At the beginning of the twentieth century, Panax ginseng grew in the northeast of China and northern areas of the Korean Peninsula. It was not uncommon in the understory of conifer forests within the Changbai Mountains Mixed Forests ecoregion. Its main habitat was mixed conifer (Pinus koraensis, Abies holophylla) and deciduous broadleaf (Quercus mongolica, Tilia mandshurica) forests. In recent decades, this plant has been greatly reduced due to timber harvesting, wildfire, and collection of the root for medicinal purposes. Today P. ginseng is reported nearly extinct throughout Chinese Manchuria on the Korean Peninsula, although it still occurs in the Changbai Reserve and in forests of the Primorsky Krai area of the Russian Far East. Urgent measures are needed to restore this economically valuable species and to preserve its genetic potential.

Alpine plants of the summit plateau on Mount Baiyun are distinctive and include many endemic species because the Changbai Mountains are the only alpine peaks in this region of Asia.

Current Status

Types and Severity of Threats
In northeast China, logging and hunting are two of the most pervasive threats to biodiversity. In the Changbai Mountains, tourism development is another activity of concern to conservation. All of these activities mean that protected areas in this ecoregion need to have a carefully planned system of buffer zone management, according to (MacKinnon 1996).

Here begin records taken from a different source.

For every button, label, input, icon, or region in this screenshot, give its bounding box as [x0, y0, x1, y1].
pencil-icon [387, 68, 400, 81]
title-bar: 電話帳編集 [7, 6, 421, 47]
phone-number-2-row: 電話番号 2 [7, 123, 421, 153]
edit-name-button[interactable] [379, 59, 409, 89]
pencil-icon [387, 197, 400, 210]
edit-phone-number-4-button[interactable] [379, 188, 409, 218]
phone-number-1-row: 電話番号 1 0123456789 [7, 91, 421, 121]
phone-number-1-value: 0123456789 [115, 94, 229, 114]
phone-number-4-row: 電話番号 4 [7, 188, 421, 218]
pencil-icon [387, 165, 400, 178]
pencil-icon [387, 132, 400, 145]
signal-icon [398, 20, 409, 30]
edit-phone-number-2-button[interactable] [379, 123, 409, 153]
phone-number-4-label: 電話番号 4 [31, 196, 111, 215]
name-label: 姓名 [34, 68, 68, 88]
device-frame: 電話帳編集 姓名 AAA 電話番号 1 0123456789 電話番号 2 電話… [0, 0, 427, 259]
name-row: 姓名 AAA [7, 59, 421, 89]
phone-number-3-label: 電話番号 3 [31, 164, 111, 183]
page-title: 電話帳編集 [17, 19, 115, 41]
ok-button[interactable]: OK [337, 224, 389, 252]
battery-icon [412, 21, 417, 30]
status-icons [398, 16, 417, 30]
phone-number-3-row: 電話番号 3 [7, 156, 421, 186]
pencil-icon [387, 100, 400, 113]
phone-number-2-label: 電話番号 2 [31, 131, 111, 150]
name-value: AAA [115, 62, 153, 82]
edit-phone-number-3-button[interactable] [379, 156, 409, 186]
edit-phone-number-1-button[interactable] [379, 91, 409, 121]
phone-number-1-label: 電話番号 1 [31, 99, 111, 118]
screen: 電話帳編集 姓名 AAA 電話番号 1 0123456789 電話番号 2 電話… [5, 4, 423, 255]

Justification of Ecoregion Delineation
This boundary follows the CVMCC (1979) Vegetation Map of China’s classes of boreal conifers (1 and 2a) and temperate mixed and deciduous forests (6, 13a, and 14a). Within Korea, the boundary follows the sub-arctic conifer forest (D Zone) delineation from the forest vegetation zone map based on thermal climate and elaborated by Yim (1977)(also described in Ching 1991). Forests in this ecoregion are mixed with boreal conifers, predominantly spruce (Picea spp.) and fir (Abies spp.). The overall area corresponds to Davis et al.’s Changbai mountains region (site EA1) and MacKinnon et al.'s (1996) Changbai Mountains classification (subunit 14a) for Mixed Coniferous Northeast China (unit 14). Due to the wide transitional zone between this and adjacent cool-temperate deciduous forests, the boundary for this ecoregion may vary from one author to the next.

References
Chinese Vegetation Map Compilation Committee. 1979. Vegetation map of China. Map (1:10,000,000). Science Press, Beijing, China.

Kong, W., and D. Watts. 1993. The plant geography of Korea with an emphasis on the alpine zones. Kluwer Academic Publishers. Dordrecht, The Netherlands.

MacKinnon, J. 1996. Wild China. The MIT Press, Cambridge MA.

Mackinnon, J., M. Sha, C. Cheung, G. Carey, Z. Xiang, and D. Melville. 1996. A biodiversity review of China. World Wide Fund for Nature, Hong Kong.

Yim, Y. 1977. Distribution of forest vegetation and climate in the Korean Peninsula. Japanese Journal of Ecology 27:269-278.

Zhao, J. editor. Zheng Guangmei, Wang Huadong, Xu Jialin. 1990. The Natural History of China. McGraw Hill Publishing Company, New York.

Zhao, S. 1999. Biodiversity and Conservation in Changbai Mountain Biosphere Reserve. Ambio 26(8).